The WED theme this year is "Seven Billion Dreams. One Planet. Consume with Care." The well-being of humanity, the environment, and the functioning of the economy, ultimately depend upon the responsible management of the planet’s natural resources.
In partnership with UN Women, Kenya Defence Forces (KDF) and Kenya Forest Service (KFS), we marked this special day and also commemorated Beijing +20 on Friday June 5, 2015.
20 years ago, the Beijing Declaration and Platform for Action identified “Women and the environment" as one of the 12 critical areas of concern. That is because women are among the most affected by climate change and their voices are often the last to be heard in environmental planning and management.
In her keynote speech, Ms. Wanjira Mathai, Chair, Green Belt Movement (GBM), noted the gains made for women and girls over the last two decades but despite all these, gaps remain, and we are not there yet.
Ms. Mathai emphasized the need to protect and improve our environment so that we bequeath future generations a sustainable world. “Let our children ask how we did it and where we found the courage to do it”.
Speaking at the event, Ms. Aisha Karanja, Executive Director, Green Belt Movement, highlighted the organization’s call for action to support and empower women at the grassroots. “We work with communities not for them. We ensure they are responsible and play a role towards improvement of their livelihoods.” Ms. Karanja called on everyone to think about the little thing they should do towards a better and safer environment stating, “For these seven billion dreams to happen, we must rise and walk.”
Representing the Director, Kenya Forest Service, Mr. Benedict
Omondi commended GBM for their tree planting activities across the major water towers in the country stating that it is only through aggressive tree planting that we can achieve the 10 percent forest cover countrywide. Mr. Omondi hailed Green Belt Movement’s Founder, the late Wangari Maathai for her role in protecting Karura Forest, in his words, “Wangari Maathai is an epitome of what an individual’s will and zeal can do for the betterment of the environment.”

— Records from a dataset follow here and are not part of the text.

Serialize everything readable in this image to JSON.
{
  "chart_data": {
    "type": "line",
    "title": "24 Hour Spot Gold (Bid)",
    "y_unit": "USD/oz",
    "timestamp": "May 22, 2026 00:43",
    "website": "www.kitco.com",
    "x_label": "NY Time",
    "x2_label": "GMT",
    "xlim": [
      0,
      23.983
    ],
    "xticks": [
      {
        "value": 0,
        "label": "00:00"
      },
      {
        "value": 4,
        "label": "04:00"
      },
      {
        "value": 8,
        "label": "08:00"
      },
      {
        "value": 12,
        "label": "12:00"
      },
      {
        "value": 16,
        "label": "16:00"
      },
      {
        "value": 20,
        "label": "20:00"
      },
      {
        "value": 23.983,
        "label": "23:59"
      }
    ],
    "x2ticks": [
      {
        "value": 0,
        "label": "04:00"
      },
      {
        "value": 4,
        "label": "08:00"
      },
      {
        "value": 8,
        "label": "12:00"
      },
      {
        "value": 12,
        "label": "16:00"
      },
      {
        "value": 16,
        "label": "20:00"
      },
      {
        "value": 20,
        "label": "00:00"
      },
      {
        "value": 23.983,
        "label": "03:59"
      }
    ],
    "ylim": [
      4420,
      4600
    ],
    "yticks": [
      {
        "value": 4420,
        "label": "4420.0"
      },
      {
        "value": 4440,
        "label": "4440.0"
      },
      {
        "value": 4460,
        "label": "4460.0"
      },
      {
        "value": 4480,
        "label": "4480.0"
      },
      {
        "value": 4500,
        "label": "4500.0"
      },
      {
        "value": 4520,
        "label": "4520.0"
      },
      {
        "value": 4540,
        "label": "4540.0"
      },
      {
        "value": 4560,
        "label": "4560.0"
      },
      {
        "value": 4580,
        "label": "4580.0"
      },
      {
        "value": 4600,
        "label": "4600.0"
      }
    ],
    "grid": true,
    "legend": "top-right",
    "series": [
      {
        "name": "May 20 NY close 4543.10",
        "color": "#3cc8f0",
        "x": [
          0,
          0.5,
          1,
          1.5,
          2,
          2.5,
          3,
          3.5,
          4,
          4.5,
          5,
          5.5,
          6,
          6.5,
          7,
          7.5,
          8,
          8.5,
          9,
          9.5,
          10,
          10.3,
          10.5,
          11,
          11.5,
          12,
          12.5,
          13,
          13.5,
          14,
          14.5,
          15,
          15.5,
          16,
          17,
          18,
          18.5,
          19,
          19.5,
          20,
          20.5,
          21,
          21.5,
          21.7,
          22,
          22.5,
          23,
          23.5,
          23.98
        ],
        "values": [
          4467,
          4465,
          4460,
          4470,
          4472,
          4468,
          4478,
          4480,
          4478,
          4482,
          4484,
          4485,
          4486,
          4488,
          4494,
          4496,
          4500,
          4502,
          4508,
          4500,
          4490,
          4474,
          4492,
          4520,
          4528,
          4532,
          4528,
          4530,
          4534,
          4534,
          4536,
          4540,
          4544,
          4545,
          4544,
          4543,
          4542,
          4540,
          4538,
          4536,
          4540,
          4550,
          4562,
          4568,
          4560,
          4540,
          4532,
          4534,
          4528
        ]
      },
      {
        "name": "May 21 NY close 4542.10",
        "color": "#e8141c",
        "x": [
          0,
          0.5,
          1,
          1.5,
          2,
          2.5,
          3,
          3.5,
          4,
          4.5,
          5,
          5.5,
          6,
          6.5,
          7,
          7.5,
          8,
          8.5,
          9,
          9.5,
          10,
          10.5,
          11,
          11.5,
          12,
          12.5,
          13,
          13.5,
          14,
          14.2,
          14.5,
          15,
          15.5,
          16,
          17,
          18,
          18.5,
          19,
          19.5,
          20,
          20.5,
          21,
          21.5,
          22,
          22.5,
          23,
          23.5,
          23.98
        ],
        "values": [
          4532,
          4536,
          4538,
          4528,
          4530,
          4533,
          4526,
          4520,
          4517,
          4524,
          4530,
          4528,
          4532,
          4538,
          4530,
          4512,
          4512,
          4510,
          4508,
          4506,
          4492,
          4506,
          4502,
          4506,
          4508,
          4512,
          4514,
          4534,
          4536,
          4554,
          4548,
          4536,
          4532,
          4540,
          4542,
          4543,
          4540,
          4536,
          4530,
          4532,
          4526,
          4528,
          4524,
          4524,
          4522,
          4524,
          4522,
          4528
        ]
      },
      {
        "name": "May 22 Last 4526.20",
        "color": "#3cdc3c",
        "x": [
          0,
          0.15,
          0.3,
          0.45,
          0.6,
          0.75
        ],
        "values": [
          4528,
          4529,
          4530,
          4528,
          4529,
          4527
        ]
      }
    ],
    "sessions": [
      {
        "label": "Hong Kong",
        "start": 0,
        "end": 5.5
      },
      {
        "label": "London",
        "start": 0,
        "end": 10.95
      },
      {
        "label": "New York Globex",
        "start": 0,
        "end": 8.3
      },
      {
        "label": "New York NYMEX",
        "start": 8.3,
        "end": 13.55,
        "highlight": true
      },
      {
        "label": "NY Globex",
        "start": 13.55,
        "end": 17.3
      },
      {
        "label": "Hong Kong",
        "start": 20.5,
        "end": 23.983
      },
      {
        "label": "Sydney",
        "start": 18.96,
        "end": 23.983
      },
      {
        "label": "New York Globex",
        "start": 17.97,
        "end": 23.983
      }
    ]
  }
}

500 indigenous tree seedlings were planted at the ceremony held in Karura Forest.
Fast facts about women and the environment:
Did you know?
- Some 2.5 billion people – two-thirds of whom live in Asia, and a quarter in sub-Saharan Africa – still use unimproved sanitation facilities and 748 million people are without clean water.

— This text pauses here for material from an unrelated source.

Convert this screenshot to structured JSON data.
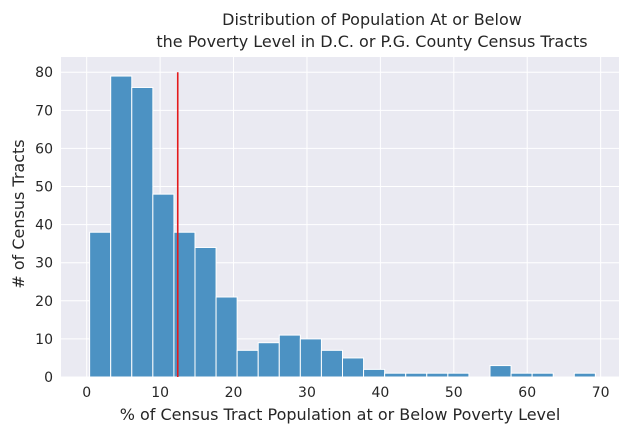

- There’s more: Women and girls are disproportionately affected.
- How so? The distances travelled, especially in unprotected areas, to get water and the lack of safe, private toilets make women and girls more vulnerable to violence. This can also be an impediment to girls’ education and takes time away from income-generating activities.
- Women and girls also bear the main burden of water collection in developing countries. In fact, an analysis of 25 countries in sub-Saharan Africa revealed that 71 per cent of the water collectors in the region are women and girls, and in just one day women collectively spend an estimated 16 million hours fetching water (men, 6 million in comparison).